January is IAP at MIT (Independent Activities Period). Most people work on research, submit papers, or take a crazy class they would not otherwise do. In IAP 2014, my advisor asked me to TA his practicum course that brought 15 masters students to Malaysia. Since MIT signed a 5 year agreement with the Malaysian government and the Malaysian University of Technology (UTM), we will bring a practicum there annually.
My specific duties drew on my prior Malaysian fieldwork in coastal planning, shoreline management, and natural resource management of fish stocks and mangroves. I was assigned one of the breakout research teams, spending the final week in Johor Bahru, looking at how mangrove management occurs at the southernmost point of mainland Asia as well as fisheries management.
Johor has three Ramsar sites. This is remarkable, as it also is undergoing major port expansion, which typically means mangrove deforestation and the dredging of seagrass beds. Johor on the other hand is balancing its rich environmental assets with the need for development, especially with its cutting edge planning agency IRDA (Iskandar Regional Development Authority).
One of the major highlights was when I got to spend a day walking along (sometimes illegally!) shoreline management projects, coastal development ventures, illegal mangrove deforestation sites, and mangrove forests with Dan Friess from NUS‘ Mangrove Lab.
The MIT masters students came up with some interesting research questions on shoreline planning, optimization for livelihood and conservation, and governance of the Ramsar sites’ mangroves and fisheries.
As a TA, challenges were obvious. Balancing the needs of my students with the needs of our gracious Malaysian hosts and colleagues was stressful, as were cultural differences in scheduling and planning.

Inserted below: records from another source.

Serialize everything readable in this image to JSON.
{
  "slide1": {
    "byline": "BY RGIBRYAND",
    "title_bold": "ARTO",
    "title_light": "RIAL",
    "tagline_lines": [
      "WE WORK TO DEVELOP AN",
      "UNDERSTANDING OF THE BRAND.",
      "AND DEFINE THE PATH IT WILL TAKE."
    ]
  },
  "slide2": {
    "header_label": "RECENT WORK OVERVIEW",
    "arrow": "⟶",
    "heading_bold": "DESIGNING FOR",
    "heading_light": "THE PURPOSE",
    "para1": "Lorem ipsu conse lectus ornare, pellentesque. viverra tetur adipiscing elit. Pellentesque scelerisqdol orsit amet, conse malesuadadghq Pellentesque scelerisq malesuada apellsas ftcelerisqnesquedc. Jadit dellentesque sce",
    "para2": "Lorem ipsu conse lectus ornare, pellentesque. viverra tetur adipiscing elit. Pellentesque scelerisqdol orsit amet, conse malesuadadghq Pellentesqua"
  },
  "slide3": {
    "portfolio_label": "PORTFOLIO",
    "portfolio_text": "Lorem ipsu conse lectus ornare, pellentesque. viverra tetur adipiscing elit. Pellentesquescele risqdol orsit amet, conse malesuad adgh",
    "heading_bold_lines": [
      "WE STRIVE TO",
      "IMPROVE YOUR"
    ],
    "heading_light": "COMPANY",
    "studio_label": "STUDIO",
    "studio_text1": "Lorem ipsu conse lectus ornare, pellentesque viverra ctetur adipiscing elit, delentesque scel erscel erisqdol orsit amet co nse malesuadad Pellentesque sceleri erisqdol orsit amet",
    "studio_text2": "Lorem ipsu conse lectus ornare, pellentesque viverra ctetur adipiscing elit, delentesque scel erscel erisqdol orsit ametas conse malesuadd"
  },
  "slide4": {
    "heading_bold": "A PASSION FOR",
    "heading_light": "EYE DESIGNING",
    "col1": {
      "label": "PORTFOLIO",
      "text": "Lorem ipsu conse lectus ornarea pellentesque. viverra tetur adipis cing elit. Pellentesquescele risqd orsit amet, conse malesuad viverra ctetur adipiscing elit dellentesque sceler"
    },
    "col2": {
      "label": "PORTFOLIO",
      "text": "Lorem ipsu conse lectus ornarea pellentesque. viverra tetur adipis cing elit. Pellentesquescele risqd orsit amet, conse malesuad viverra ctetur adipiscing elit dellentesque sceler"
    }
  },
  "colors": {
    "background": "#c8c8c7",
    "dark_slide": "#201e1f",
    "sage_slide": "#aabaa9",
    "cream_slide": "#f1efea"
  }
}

All in all, the students passed my greatest expectations and I look forward to TA’ing the practicum next year, with a new field site in Sabah, Borneo’s large marine protected area.
The highlight of the fieldwork included several visits to villages that I had done some research in over the summer. This included Kong Kong Laut Fishing Village. We spoke for hours with women crabbers and shrimpers, the people working on floating fish farms, and the head of the village’s wife. We discussed fisheries management, water quality downgrades following nearby chemical plant expansion, and the stake that villagers hold in large scale coastal developments in industry.